I’ve seen similar information before. Actually, the last time I read it, I think I remember someone saying that many of the common manufactured CD-Rs, billed for 50+ years of life, were actually lasting about 10 years. No, I don’t hve a cite. It was years ago.
There are other aspects that I find frightening about data storage. First of all, I remember reading an article about a common minor error in the Intel north bridge at the time that meant that there might be a subtle data corruption going on, just a bit or two every few hours, that would eventually make the data unusable and unrecoverable. They further went on to hypothesize that, if a country really did want to apply electronic terrorism to take down a country, such a mechanism whether it’s physical or software-based, would be frighteningly effective. It’s small changes, so no one notices the difference, but before you know it, none of the data can be trusted. Could you imagine what would happen to the banking systems if it was found out that one bit in a billion had been flipped every day?
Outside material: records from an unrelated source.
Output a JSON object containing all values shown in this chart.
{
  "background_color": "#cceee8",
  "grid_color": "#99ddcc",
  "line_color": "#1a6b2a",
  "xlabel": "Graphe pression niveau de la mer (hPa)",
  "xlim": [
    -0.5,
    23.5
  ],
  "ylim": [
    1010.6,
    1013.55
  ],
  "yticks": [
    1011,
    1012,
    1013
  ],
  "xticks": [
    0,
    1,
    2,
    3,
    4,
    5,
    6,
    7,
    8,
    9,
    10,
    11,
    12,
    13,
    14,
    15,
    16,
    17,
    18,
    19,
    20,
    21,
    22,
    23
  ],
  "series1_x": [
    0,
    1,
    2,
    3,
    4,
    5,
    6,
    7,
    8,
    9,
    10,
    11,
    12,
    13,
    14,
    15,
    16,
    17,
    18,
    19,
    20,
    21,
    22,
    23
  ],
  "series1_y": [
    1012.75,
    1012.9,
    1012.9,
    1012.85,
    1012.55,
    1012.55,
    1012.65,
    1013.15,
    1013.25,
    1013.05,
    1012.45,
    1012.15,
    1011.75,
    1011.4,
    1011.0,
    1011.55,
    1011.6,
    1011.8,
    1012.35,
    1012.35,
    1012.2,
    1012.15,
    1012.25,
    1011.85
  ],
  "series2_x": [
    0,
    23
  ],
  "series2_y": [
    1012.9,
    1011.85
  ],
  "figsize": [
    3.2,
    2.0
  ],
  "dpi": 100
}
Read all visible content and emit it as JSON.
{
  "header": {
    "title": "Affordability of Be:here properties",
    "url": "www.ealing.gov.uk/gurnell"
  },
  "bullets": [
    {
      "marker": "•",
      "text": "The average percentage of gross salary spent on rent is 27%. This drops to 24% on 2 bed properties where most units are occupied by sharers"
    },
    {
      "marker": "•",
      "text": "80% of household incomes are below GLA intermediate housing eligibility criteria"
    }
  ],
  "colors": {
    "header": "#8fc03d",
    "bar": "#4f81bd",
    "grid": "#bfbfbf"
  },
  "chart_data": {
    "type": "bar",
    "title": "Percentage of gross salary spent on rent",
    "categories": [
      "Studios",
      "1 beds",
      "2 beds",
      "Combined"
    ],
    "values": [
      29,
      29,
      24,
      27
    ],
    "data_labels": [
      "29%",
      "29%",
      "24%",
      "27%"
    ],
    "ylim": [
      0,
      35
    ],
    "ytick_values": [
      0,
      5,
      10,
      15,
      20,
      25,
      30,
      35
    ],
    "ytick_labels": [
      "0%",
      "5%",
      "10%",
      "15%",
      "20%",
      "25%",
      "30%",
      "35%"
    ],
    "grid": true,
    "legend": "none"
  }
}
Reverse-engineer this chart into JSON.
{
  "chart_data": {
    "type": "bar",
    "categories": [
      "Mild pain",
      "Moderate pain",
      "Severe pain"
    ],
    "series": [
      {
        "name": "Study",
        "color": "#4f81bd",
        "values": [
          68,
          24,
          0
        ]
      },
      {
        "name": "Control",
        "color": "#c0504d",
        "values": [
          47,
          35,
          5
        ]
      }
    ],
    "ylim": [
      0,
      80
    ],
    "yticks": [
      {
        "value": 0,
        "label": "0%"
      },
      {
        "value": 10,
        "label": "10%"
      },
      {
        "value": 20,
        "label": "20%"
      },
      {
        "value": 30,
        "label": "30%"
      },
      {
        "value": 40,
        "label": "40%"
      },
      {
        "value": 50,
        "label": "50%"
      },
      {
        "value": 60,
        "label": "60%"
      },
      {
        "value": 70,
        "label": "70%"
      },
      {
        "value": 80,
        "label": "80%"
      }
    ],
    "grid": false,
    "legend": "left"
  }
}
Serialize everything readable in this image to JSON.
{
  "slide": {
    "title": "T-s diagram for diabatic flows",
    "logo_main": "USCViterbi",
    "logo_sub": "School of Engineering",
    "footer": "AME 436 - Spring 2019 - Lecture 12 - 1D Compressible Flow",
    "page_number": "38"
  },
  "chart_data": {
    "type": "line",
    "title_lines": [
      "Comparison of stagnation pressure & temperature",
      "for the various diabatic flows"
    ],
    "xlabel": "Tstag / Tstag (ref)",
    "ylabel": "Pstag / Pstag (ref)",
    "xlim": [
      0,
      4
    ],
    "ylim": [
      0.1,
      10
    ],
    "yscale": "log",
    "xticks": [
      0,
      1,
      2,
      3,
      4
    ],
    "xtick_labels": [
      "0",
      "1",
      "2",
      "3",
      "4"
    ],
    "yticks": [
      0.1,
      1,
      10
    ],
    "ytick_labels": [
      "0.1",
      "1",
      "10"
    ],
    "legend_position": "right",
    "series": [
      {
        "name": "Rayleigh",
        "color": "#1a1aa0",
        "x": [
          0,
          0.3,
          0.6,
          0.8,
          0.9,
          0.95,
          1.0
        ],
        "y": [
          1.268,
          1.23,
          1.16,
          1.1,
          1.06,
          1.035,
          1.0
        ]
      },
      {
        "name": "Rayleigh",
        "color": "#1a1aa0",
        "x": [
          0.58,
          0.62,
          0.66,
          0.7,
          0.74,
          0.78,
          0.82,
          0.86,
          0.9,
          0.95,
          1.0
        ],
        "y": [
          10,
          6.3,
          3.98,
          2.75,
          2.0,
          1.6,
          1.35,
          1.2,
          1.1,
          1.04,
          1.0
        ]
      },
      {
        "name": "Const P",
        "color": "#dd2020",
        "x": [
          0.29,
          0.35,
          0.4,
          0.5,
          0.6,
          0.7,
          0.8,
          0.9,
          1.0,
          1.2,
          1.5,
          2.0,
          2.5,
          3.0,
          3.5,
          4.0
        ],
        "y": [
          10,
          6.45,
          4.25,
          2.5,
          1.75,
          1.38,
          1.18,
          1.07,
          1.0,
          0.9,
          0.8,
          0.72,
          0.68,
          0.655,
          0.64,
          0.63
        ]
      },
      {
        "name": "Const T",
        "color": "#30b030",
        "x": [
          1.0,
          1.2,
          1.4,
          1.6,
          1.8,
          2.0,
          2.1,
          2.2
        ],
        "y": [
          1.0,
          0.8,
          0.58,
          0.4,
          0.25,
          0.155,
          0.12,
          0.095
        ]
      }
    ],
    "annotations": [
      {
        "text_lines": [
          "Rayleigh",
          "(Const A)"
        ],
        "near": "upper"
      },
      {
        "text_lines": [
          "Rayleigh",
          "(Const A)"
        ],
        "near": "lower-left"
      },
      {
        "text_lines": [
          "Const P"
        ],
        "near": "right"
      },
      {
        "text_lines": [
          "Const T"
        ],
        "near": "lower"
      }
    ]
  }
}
Lastly, even if the media survives, will the format? We started by carving into stone and clay, artifacts which have survived for thousands of years. We moved to paper and papyrus which will still last centuries with some basic care. Disks and discs will last decades. Webpages… last for days and are often then lost forever. And have you ever tried to open a 10-year-old Microsoft Word document let alone a document written in software from a company that has gone out of business? Even if our media survive, future generations may be able to do little more than say, “Yup, looks like they were using some kind of binary storage here.”
That’s why I constantly upgrade my media (I’m just finishing the transition from CD-R to DVD+R) and have a little cron script which sends me a daily report on any of the following “disallowed formats”:
– Formats where the viewer/converter/extractor is non-free. (eg. RAR and ACE archives)
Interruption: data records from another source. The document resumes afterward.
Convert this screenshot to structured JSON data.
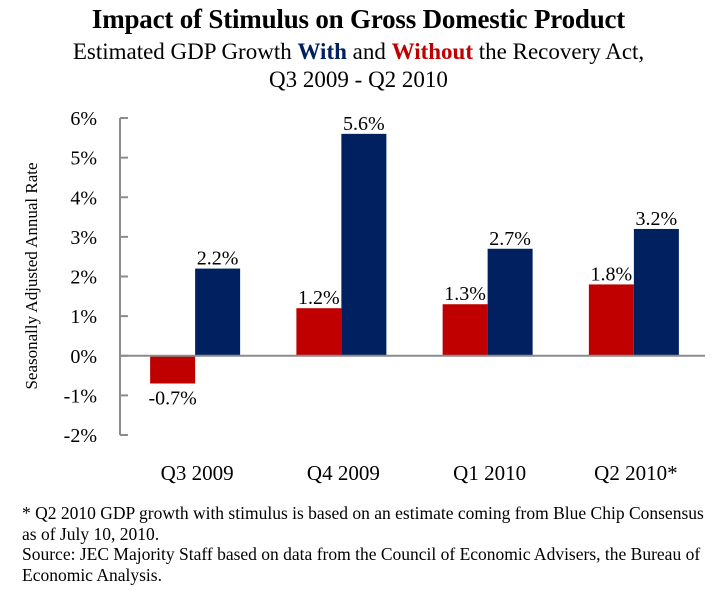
{
  "header": {
    "title": "Impact of Stimulus on Gross Domestic Product",
    "subtitle_pre": "Estimated GDP Growth ",
    "subtitle_with": "With",
    "subtitle_mid": " and ",
    "subtitle_without": "Without",
    "subtitle_post": " the Recovery Act,",
    "subtitle_line2": "Q3 2009 - Q2 2010"
  },
  "chart_data": {
    "type": "bar",
    "title": "Impact of Stimulus on Gross Domestic Product",
    "subtitle": "Estimated GDP Growth With and Without the Recovery Act, Q3 2009 - Q2 2010",
    "xlabel": "",
    "ylabel": "Seasonally Adjusted Annual Rate",
    "ylim": [
      -2,
      6
    ],
    "yticks": [
      -2,
      -1,
      0,
      1,
      2,
      3,
      4,
      5,
      6
    ],
    "ytick_labels": [
      "-2%",
      "-1%",
      "0%",
      "1%",
      "2%",
      "3%",
      "4%",
      "5%",
      "6%"
    ],
    "categories": [
      "Q3 2009",
      "Q4 2009",
      "Q1 2010",
      "Q2 2010*"
    ],
    "series": [
      {
        "name": "Without the Recovery Act",
        "color": "#c00000",
        "values": [
          -0.7,
          1.2,
          1.3,
          1.8
        ],
        "labels": [
          "-0.7%",
          "1.2%",
          "1.3%",
          "1.8%"
        ]
      },
      {
        "name": "With the Recovery Act",
        "color": "#002060",
        "values": [
          2.2,
          5.6,
          2.7,
          3.2
        ],
        "labels": [
          "2.2%",
          "5.6%",
          "2.7%",
          "3.2%"
        ]
      }
    ],
    "grid": false,
    "legend": "none (encoded in subtitle colors)"
  },
  "notes": {
    "footnote": "* Q2 2010 GDP growth with stimulus is based on an estimate coming from Blue Chip Consensus as of July 10, 2010.",
    "source": "Source: JEC Majority Staff based on data from the Council of Economic Advisers, the Bureau of Economic Analysis."
  }
}
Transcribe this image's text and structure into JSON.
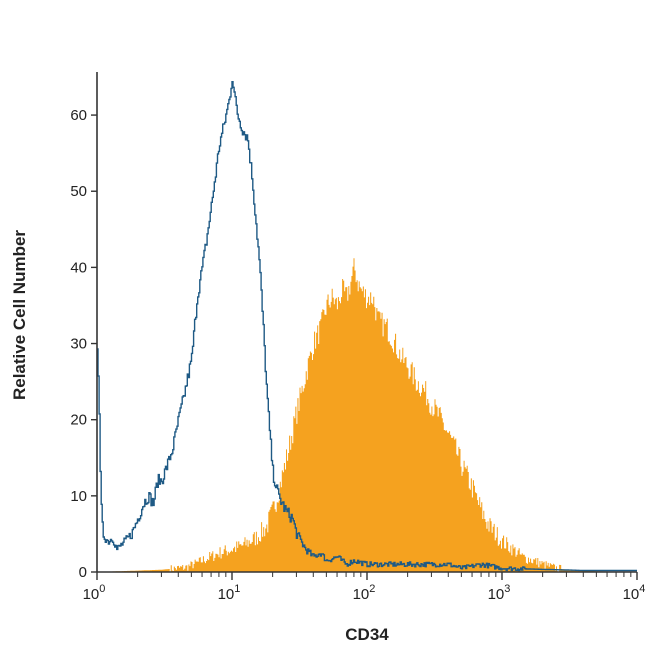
{
  "chart_data": {
    "type": "area",
    "title": "",
    "xlabel": "CD34",
    "ylabel": "Relative Cell Number",
    "xscale": "log",
    "xlim": [
      1,
      10000
    ],
    "ylim": [
      0,
      65
    ],
    "yticks": [
      0,
      10,
      20,
      30,
      40,
      50,
      60
    ],
    "xticks": [
      {
        "base": "10",
        "exp": "0",
        "value": 1
      },
      {
        "base": "10",
        "exp": "1",
        "value": 10
      },
      {
        "base": "10",
        "exp": "2",
        "value": 100
      },
      {
        "base": "10",
        "exp": "3",
        "value": 1000
      },
      {
        "base": "10",
        "exp": "4",
        "value": 10000
      }
    ],
    "grid": false,
    "legend": "none",
    "colors": {
      "filled": "#f5a21f",
      "outline": "#1f5a85",
      "axis": "#333333"
    },
    "series": [
      {
        "style": "filled histogram",
        "points": [
          [
            1,
            0
          ],
          [
            3,
            0.3
          ],
          [
            4.5,
            0.6
          ],
          [
            5.5,
            1.2
          ],
          [
            6.5,
            1.8
          ],
          [
            8,
            2.5
          ],
          [
            10,
            3
          ],
          [
            12,
            3.5
          ],
          [
            15,
            4.5
          ],
          [
            18,
            6
          ],
          [
            20,
            8
          ],
          [
            23,
            12
          ],
          [
            26,
            16
          ],
          [
            30,
            21
          ],
          [
            35,
            26
          ],
          [
            40,
            30
          ],
          [
            45,
            32
          ],
          [
            50,
            35
          ],
          [
            55,
            36
          ],
          [
            60,
            35
          ],
          [
            65,
            37
          ],
          [
            70,
            36
          ],
          [
            75,
            38
          ],
          [
            80,
            40
          ],
          [
            85,
            38
          ],
          [
            90,
            37
          ],
          [
            100,
            36
          ],
          [
            110,
            36
          ],
          [
            120,
            33
          ],
          [
            140,
            32
          ],
          [
            160,
            30
          ],
          [
            180,
            28
          ],
          [
            200,
            27
          ],
          [
            230,
            25
          ],
          [
            260,
            24
          ],
          [
            300,
            22
          ],
          [
            350,
            20
          ],
          [
            400,
            18
          ],
          [
            450,
            16
          ],
          [
            500,
            14
          ],
          [
            600,
            11
          ],
          [
            700,
            8
          ],
          [
            800,
            6
          ],
          [
            900,
            5
          ],
          [
            1000,
            4
          ],
          [
            1200,
            3
          ],
          [
            1400,
            2
          ],
          [
            1700,
            1.5
          ],
          [
            2000,
            1
          ],
          [
            2500,
            0.5
          ],
          [
            3000,
            0.3
          ],
          [
            4000,
            0.2
          ],
          [
            5000,
            0.1
          ],
          [
            10000,
            0
          ]
        ]
      },
      {
        "style": "outline histogram",
        "points": [
          [
            1,
            30
          ],
          [
            1.03,
            24
          ],
          [
            1.06,
            10
          ],
          [
            1.1,
            5
          ],
          [
            1.2,
            4
          ],
          [
            1.3,
            4.5
          ],
          [
            1.4,
            3
          ],
          [
            1.6,
            4
          ],
          [
            1.8,
            5
          ],
          [
            2,
            7
          ],
          [
            2.2,
            9
          ],
          [
            2.4,
            10
          ],
          [
            2.6,
            9
          ],
          [
            2.8,
            12
          ],
          [
            3,
            12
          ],
          [
            3.3,
            14
          ],
          [
            3.6,
            16
          ],
          [
            4,
            20
          ],
          [
            4.5,
            24
          ],
          [
            5,
            28
          ],
          [
            5.5,
            36
          ],
          [
            6,
            40
          ],
          [
            6.5,
            44
          ],
          [
            7,
            48
          ],
          [
            7.5,
            52
          ],
          [
            8,
            56
          ],
          [
            8.5,
            58
          ],
          [
            9,
            60
          ],
          [
            9.5,
            62
          ],
          [
            10,
            65
          ],
          [
            10.5,
            62
          ],
          [
            11,
            60
          ],
          [
            12,
            58
          ],
          [
            13,
            57
          ],
          [
            14,
            52
          ],
          [
            15,
            46
          ],
          [
            16,
            40
          ],
          [
            17,
            32
          ],
          [
            18,
            24
          ],
          [
            19,
            18
          ],
          [
            20,
            13
          ],
          [
            22,
            10
          ],
          [
            25,
            8
          ],
          [
            28,
            7
          ],
          [
            30,
            5
          ],
          [
            35,
            3
          ],
          [
            40,
            2
          ],
          [
            45,
            2.5
          ],
          [
            50,
            1.5
          ],
          [
            60,
            2
          ],
          [
            70,
            1
          ],
          [
            80,
            1.5
          ],
          [
            100,
            1
          ],
          [
            150,
            1
          ],
          [
            200,
            1
          ],
          [
            300,
            1
          ],
          [
            400,
            1
          ],
          [
            500,
            0.5
          ],
          [
            700,
            1
          ],
          [
            1000,
            0.5
          ],
          [
            1500,
            0.4
          ],
          [
            2500,
            0.3
          ],
          [
            4000,
            0.2
          ],
          [
            10000,
            0.2
          ]
        ]
      }
    ]
  }
}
– Binary Blob formats (eg. MS Office Docs)
– etc.
I’m also working on an extension that will make it auto-correct such problems. (converting RAR and ACE to 7-Zip, converting MS Office to WAR (HTML plus images in a tar archive) or OpenDocument, etc.)
If you weren’t aware, OpenDocument (which OpenOffice uses) is a handful of XML files (and any embedded images) inside a zip archive with a non-zip extension.
Oh, and I’m planning on writing a proxy server which archives every file (excluding certain formats like archives, music, and videos) that the browser requests. The problem of website mortality has always bothered me… especially since some webmasters are rude enough to abuse robots.txt to block the Wayback Machine’s archival crawler.